Ich bin Eigentümer eines Hauses. Die marktgerechte reale Miete für das Haus sei 10000 Euro im Jahr. Wir vernachlässigen Abschreibungen. Bei einem langfristigen Realzins von 2% beträgt der Wert des Hauses 500000 Euro: ewige Rente von 10000 mal 1/Zins (=1/2%=50) . Jetzt kommt Herr Habeck und deckelt meine Mieteinnahmen auf 7500 Euro im Jahr. Der Wert meines Hauses beträgt 375000 Euro. Ich bin juristisch immer noch Eigentümer des Hauses. Ökonomisch hat Herr Habeck gerade 1/4 meines Haues an meinen Mieter (seinen Wähler) verschenkt. Ob ich 100% Eigentum an einem Haus mit 375000 Euro Marktwert besitzt oder 75% Eigentum an einem Haus mit 500000 Marktwert ist ökonomisch identisch. QED

 

Bewertung: Berlin den Berlinern?

Klingt ein wenig wie Deutschland den Deutschen. Ist es auch. Der Zugang zu beliebten Lagen erfolgt nicht mehr über den Preis, sondern für viele über das Geburtsrecht (oder das Windhundprinzip). Doch nur der Preis zeigt, wieviel es dem Mieter wert ist, in einer Region zu leben, und jeder ist frei, sein Haushaltsbudget nach seiner Wahl zu gestalten (Wieviel bin ich bereit für eine schöne Wohnung mit kurzem Weg zur Arbeit zu zahlen?).

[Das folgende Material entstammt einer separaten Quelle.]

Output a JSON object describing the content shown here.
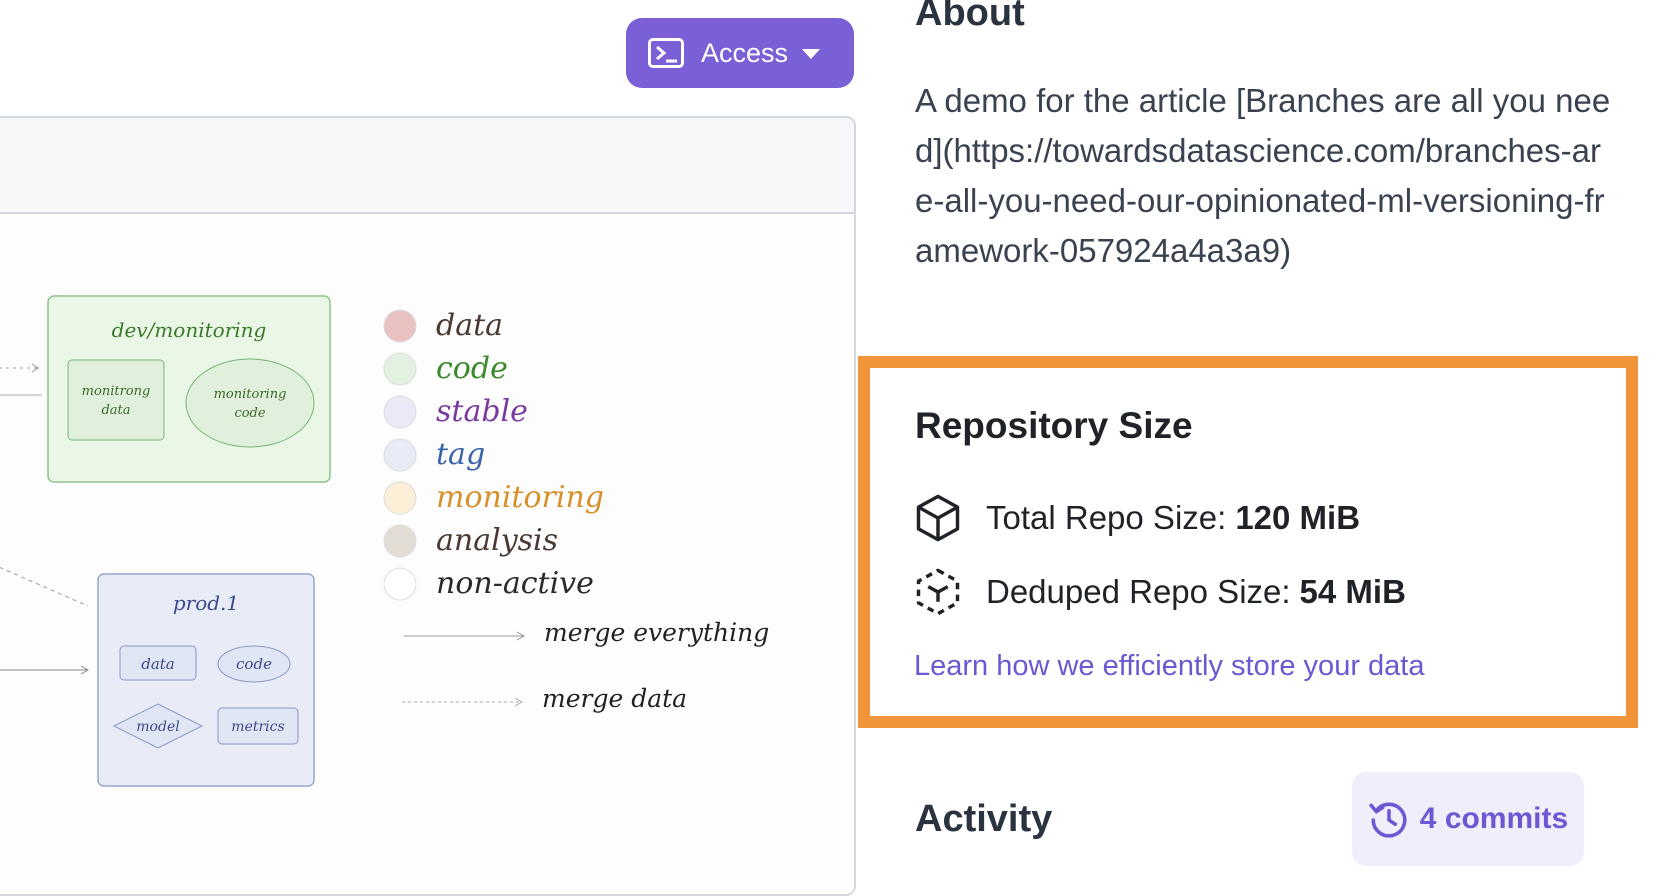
{
  "access_button": {
    "label": "Access"
  },
  "diagram": {
    "dev_box": {
      "title": "dev/monitoring",
      "left_item": [
        "monitrong",
        "data"
      ],
      "right_item": [
        "monitoring",
        "code"
      ]
    },
    "prod_box": {
      "title": "prod.1",
      "items": [
        "data",
        "code",
        "model",
        "metrics"
      ]
    },
    "legend": [
      {
        "label": "data",
        "color": "#4a3a33",
        "dot": "#e9c2c2"
      },
      {
        "label": "code",
        "color": "#3a8a2a",
        "dot": "#e3f2e0"
      },
      {
        "label": "stable",
        "color": "#7a3aa0",
        "dot": "#ece8f6"
      },
      {
        "label": "tag",
        "color": "#3a64a8",
        "dot": "#e8ebf6"
      },
      {
        "label": "monitoring",
        "color": "#d8902a",
        "dot": "#fbefd8"
      },
      {
        "label": "analysis",
        "color": "#4a3a33",
        "dot": "#e3ddd5"
      },
      {
        "label": "non-active",
        "color": "#2a2a2a",
        "dot": "#ffffff"
      }
    ],
    "merge_everything": "merge everything",
    "merge_data": "merge data"
  },
  "about": {
    "title": "About",
    "description": "A demo for the article [Branches are all you need](https://towardsdatascience.com/branches-are-all-you-need-our-opinionated-ml-versioning-framework-057924a4a3a9)"
  },
  "repo_size": {
    "title": "Repository Size",
    "total_label": "Total Repo Size:",
    "total_value": "120 MiB",
    "deduped_label": "Deduped Repo Size:",
    "deduped_value": "54 MiB",
    "link": "Learn how we efficiently store your data",
    "highlight_color": "#f0953a"
  },
  "activity": {
    "title": "Activity",
    "commits": "4 commits"
  },
  "colors": {
    "accent": "#7b5fd6",
    "link": "#6e57d2"
  },
  "icons": [
    "terminal-icon",
    "caret-down-icon",
    "cube-icon",
    "dashed-cube-icon",
    "history-icon"
  ]
}
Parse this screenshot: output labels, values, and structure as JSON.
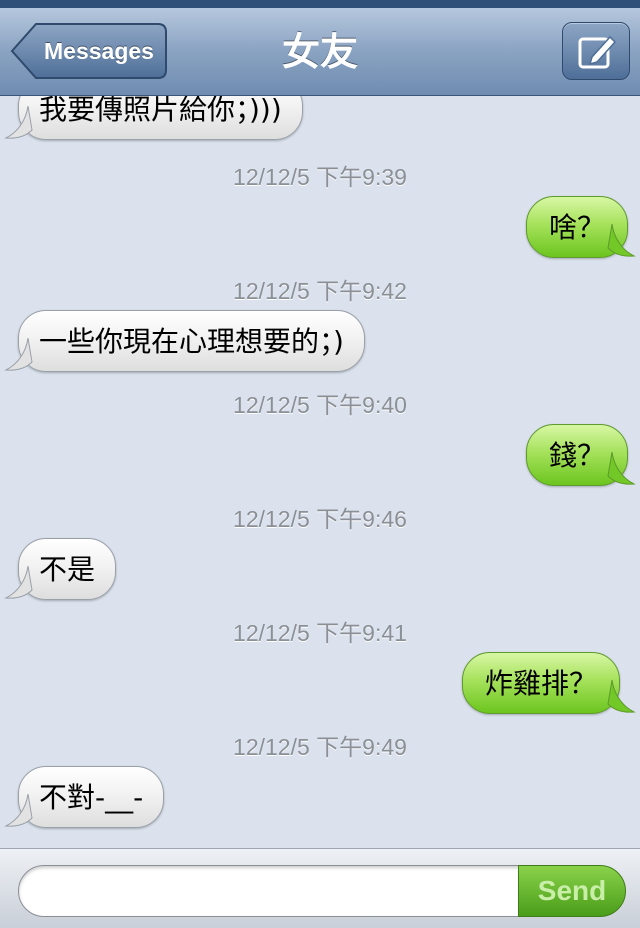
{
  "navbar": {
    "back_label": "Messages",
    "title": "女友",
    "compose_icon": "compose-icon"
  },
  "messages": [
    {
      "type": "bubble",
      "side": "received",
      "text": "我要傳照片給你；)))"
    },
    {
      "type": "timestamp",
      "text": "12/12/5 下午9:39"
    },
    {
      "type": "bubble",
      "side": "sent",
      "text": "啥？"
    },
    {
      "type": "timestamp",
      "text": "12/12/5 下午9:42"
    },
    {
      "type": "bubble",
      "side": "received",
      "text": "一些你現在心理想要的；)"
    },
    {
      "type": "timestamp",
      "text": "12/12/5 下午9:40"
    },
    {
      "type": "bubble",
      "side": "sent",
      "text": "錢？"
    },
    {
      "type": "timestamp",
      "text": "12/12/5 下午9:46"
    },
    {
      "type": "bubble",
      "side": "received",
      "text": "不是"
    },
    {
      "type": "timestamp",
      "text": "12/12/5 下午9:41"
    },
    {
      "type": "bubble",
      "side": "sent",
      "text": "炸雞排？"
    },
    {
      "type": "timestamp",
      "text": "12/12/5 下午9:49"
    },
    {
      "type": "bubble",
      "side": "received",
      "text": "不對-__-"
    }
  ],
  "composer": {
    "input_value": "",
    "send_label": "Send"
  },
  "colors": {
    "navbar": "#8aa3c2",
    "sent_bubble": "#a6e25c",
    "received_bubble": "#f2f2f2",
    "background": "#dbe2ed"
  }
}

Die Gewinner dieser Politik sind Städter und Bezieher hoher, sicherer Einkommen (Grüne Wähler?). Diese werden sich die Augen reiben vor Freude. Schließlich zahlen sie weniger als sie zu zahlen bereit wären. Für die alleinerziehende Mutter wird es dagegen schwer werden, sich gegenüber der Generalswitwe durchzusetzen. Aber nichts, was man nicht durch mehr Regulierung ändern könnte. Wie wäre es mit Wohnbezugsscheinen oder einer einkommensabhängigen Mietpreisbremse?